Rookie safety shines in first start after long road to Rutgers
He was the sixth-ranked safety in New Jersey coming out of high school, according to rivals.com. The recruiting website regarded the four-star to be the No. 21 prospect at the position in the country.
But this highly-touted prospect from Plainfield hit a bump in the road after accepting a scholarship to play for Miami in 2014 — one that would stage his return home to the Garden State.
In part due to homesickness, but mostly due to concern over his mother's health, "Cobra" Kiy Hester transferred to Rutgers last winter and began his career on the Banks as an early enrollee in the spring.
The 6-foot, 215-pounder showcased his ability immediately, proving a penchant for sneaking up on ball-carriers before striking with stifling force.
At the Scarlet Knights' first spring practice, Hester drew gasps from onlookers when he tagged freshman tight end George Behr coming out of the backfield on a flat route, jarring the ball loose from Behr's body.
Later, during the second spring scrimmage at High Point Solutions Stadium on April 18, Hester folded junior wide receiver John Tsimis in half on a deep seam route up the middle of the field.
It appeared to be a seamless transition for the hard-hitting former Hurricane. But Hester knew better.
“It’s just a long road,” he said. “Having to sit out your freshman year and you went from four years starting varsity to having to sit back and just watch and just learn.”
The Miami transfer's observation time paid dividends. In the Knights’ (2-2, 0-1) homecoming win over Kansas Sept. 26, the first-time starter showed out.
“Coach (Joe) Rossi said, ‘Be prepared, anybody can start, we’re going to dictate it by practice film,’” Hester said. “So I was just out there playing hard like I usually do in practice.”
Playing in place of injured strong safety — and former teammate at DePaul Catholic High School (New Jersey) — junior Davon Jacobs, Hester handled the starting role as if it were his own, making nine total tackles with six solos and a tackle for loss.
“My junior year, he was a freshman,” Jacobs said of their days at DePaul. “He lives like five minutes away from me, so he’s like my little brother.”

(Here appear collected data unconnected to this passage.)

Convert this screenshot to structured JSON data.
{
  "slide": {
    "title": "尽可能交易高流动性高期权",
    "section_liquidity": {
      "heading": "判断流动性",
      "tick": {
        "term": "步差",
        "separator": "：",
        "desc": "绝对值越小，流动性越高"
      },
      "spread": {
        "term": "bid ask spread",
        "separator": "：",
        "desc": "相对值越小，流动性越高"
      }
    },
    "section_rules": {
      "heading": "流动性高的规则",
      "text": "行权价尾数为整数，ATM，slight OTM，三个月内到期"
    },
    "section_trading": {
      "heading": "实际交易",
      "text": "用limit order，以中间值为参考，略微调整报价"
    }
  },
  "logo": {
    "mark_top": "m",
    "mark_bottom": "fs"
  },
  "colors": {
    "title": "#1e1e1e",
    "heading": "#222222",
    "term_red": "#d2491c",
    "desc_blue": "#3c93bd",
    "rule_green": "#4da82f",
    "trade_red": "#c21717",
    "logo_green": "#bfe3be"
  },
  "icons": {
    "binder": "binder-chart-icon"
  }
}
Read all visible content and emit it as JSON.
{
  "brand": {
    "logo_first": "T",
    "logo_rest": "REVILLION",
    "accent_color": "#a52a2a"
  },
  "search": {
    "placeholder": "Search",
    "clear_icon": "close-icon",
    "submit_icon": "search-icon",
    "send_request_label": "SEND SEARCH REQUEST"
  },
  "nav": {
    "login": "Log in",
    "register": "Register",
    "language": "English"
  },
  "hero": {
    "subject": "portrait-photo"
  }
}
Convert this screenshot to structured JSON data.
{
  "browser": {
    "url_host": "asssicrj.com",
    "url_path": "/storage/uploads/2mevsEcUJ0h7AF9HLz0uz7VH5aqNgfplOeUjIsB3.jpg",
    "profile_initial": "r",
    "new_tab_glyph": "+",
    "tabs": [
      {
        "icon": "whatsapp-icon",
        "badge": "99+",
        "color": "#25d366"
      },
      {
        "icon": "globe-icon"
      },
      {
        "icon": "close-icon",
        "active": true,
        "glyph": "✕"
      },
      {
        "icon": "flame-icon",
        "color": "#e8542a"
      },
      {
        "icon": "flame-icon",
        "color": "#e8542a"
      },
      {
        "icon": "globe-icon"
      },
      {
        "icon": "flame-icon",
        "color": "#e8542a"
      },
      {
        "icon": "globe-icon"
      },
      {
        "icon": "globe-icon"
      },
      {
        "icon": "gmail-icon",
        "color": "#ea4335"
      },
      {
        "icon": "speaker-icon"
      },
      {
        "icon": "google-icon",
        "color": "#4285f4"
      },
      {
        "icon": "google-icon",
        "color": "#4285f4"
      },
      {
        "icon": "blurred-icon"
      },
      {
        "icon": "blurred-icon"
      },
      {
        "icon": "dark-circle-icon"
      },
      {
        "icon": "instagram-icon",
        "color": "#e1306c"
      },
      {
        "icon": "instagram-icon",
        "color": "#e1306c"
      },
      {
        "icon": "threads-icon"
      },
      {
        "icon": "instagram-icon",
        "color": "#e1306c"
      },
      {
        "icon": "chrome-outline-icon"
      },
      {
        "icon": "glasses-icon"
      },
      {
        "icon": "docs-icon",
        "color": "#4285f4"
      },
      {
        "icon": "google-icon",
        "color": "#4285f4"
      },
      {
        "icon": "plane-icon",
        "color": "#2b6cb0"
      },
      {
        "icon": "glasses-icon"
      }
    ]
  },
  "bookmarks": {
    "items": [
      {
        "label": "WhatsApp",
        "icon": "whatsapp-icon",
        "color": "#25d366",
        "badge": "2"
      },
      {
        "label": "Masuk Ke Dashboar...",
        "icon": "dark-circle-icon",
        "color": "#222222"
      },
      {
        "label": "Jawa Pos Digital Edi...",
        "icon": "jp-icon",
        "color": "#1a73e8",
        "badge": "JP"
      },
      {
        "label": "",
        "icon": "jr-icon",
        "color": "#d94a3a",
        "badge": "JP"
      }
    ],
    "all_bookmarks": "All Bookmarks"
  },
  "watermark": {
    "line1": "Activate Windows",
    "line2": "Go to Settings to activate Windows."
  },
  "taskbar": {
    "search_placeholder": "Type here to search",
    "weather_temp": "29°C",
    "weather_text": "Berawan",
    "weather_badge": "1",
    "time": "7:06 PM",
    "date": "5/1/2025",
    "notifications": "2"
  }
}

Hester also earned two pass breakups in his debut, but that stat can be deceiving.
The rookie let two interceptions slip through his fingers at High Point Solutions Stadium, one coming on the opening series of the game and the second on the first play of a Jayhawks (0-3) drive in the third quarter.
Ten plays later, Kansas running back Ke’aun Kinner ran it into the end zone from one yard out to cut the Knights' lead to 27-14.
“Kiy was down on himself — you know he wasn’t perfect,” said Rutgers interim head coach Norries Wilson. “He missed a couple tackles and he missed a couple opportunities to pick the ball off, but it was his first time out there and after he had dropped one interception and they went onto score, I just pulled him aside and asked him if he was still having fun.”
Wilson commended Hester’s attitude and said the safety’s smiling face is a welcomed sight. And regardless of the opportunities the young defensive back missed in his first start, Wilson said he was happy that Hester stepped up when his big brother went down.
“He’s always got a smile on his face, which is fantastic,” WIlson said. “He’s not a mopey, droopy player. He smiles, he’s upbeat and I hadn’t heard him complain about not having an opportunity. When he got his opportunity, I think he went out and took advantage of it.”
Hester paid homage to his one-year hiatus after high school, saying the time off was time he spent studying in order to sharpen his skill set for when he hustled back onto the field, this time for Rutgers fans.
“I feel that year definitely helped me mature,” the 215-pound safety said. “Now I feel like I can just step right in and just play fast without thinking about the defense because I actually know it.”
Wilson, who will turn head coaching duties back over to Kyle Flood when his suspension concludes after the Michigan State game on Oct. 10, believes that the player who hesitates is lost.
And the first African American head coach in the history of the Ivy League saw no hesitation from his freshman defensive back against Kansas.
"You can't be apprehensive. Anything you do apprehensively, you're going to screw it up,” Wilson said. “Just take an assignment and just go. And that's what (Hester) did and he had fun. I was impressed with the way he played his first time out. Should he be called on again to go back out there and play, it won’t be new to him.”